Stéphane Delplace : « Le contrepoint, une musique qui marche toute seule… »

Le compositeur Stéphane Delplace a publié une somme imposante de soixante Préludes et Fugues pour piano en deux livres, le premier ayant été achevé en 1994, le second en 2008.

Votre pensée musicale s’appuie sur l’exploration de formes classiques. Cependant, quelles raisons vous ont poussé à revenir sur la forme prélude, déjà si éminemment visitée ?
Je me souviens que l’évidence d’écrire des préludes et fugues m’est apparue assez tôt, avant même d’avoir fini mes études d’écriture. J’y éprouvais une telle jubilation que je me demandais pourquoi tout le monde ne le faisait pas !

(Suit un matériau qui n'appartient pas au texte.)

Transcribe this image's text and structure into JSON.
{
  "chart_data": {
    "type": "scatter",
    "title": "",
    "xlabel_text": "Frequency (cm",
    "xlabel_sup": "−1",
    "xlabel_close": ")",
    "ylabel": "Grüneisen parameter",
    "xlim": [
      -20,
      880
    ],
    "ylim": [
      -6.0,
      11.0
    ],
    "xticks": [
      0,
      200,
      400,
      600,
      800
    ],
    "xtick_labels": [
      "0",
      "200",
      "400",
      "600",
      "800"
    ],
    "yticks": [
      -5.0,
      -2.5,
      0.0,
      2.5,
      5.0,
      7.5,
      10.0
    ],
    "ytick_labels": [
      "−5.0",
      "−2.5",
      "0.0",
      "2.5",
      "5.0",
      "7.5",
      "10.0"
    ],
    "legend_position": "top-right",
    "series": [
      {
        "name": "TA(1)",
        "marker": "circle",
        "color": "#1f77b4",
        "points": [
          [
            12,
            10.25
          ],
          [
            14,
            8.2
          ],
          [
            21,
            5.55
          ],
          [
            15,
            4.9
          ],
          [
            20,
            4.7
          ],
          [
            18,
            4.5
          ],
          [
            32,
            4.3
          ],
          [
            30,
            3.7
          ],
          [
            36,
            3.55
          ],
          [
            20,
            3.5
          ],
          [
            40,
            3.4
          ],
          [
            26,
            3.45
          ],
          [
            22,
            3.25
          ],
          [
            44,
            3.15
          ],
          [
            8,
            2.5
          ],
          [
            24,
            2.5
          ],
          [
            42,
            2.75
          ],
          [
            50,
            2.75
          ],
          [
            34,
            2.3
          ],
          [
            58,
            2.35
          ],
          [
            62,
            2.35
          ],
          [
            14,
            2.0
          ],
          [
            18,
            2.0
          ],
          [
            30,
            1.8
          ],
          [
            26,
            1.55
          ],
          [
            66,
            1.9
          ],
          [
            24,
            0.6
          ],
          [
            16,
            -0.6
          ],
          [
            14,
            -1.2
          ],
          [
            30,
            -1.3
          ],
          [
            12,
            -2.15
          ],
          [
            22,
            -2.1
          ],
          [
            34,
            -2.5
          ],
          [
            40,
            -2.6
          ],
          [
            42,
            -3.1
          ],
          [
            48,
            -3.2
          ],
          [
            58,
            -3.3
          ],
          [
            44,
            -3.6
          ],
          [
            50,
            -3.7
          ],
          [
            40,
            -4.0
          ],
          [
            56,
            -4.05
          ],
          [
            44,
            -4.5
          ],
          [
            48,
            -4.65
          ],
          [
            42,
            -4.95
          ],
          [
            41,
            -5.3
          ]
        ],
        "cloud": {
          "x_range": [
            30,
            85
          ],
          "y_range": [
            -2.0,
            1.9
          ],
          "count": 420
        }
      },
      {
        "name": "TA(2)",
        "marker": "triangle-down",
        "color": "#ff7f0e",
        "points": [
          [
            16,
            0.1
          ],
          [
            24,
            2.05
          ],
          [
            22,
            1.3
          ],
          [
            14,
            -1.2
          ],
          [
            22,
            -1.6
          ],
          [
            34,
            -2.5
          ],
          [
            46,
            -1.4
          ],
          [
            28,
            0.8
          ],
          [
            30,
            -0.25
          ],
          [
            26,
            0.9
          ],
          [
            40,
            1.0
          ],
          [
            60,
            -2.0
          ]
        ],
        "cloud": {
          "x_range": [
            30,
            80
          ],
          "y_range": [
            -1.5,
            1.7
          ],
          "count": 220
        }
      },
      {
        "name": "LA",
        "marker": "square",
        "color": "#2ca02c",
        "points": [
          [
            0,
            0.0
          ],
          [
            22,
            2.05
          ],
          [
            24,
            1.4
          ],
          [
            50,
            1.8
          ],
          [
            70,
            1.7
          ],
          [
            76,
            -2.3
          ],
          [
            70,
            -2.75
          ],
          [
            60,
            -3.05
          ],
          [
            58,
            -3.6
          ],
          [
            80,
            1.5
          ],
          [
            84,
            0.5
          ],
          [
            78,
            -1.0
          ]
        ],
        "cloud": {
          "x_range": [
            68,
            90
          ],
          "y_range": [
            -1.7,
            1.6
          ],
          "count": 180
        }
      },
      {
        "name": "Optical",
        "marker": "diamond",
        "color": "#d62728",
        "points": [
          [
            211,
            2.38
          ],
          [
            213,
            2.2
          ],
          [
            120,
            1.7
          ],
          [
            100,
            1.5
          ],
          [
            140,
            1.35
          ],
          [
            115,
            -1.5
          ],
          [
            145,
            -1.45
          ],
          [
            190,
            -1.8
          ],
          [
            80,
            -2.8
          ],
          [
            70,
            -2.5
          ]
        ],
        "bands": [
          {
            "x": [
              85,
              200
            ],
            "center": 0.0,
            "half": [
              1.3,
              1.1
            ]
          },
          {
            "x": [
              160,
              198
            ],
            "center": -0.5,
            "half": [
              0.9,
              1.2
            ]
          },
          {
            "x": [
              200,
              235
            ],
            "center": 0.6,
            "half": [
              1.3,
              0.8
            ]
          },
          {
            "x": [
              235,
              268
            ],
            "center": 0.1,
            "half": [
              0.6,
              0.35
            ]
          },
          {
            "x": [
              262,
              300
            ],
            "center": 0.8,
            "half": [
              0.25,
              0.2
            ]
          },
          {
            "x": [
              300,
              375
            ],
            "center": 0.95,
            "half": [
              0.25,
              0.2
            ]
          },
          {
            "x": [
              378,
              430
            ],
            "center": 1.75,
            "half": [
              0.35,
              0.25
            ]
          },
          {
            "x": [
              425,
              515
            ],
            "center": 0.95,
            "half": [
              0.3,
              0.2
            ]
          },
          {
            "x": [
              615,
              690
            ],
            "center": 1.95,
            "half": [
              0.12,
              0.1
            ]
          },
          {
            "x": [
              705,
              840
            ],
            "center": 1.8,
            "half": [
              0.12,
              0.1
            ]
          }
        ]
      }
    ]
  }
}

Dans mes toutes premières années d’enseignement, un de mes élèves m’a dit un jour : « Quand j’ouvre Le Clavier bien tempéré, je le referme aussitôt, avec l’envie de changer de métier ! » Et j’ai réalisé que j’avais eu exactement la réaction inverse. S’il est un métier que très tôt j’ai voulu faire, oserai-je dire naïvement, c’est d’écrire des préludes et fugues ! Bach a envisagé que d’autres aient envie de faire ce qu’il avait fait et non l’inverse. C’est que le contrepoint, lorsqu’il est mû par l’harmonie, à la recherche permanente de la dissonance expressive au sein des degrés faibles des tonalité/modalité, devient une sorte de musique “exacte” qui se met à marcher toute seule ! Je ne me lasse pas de ce spectacle.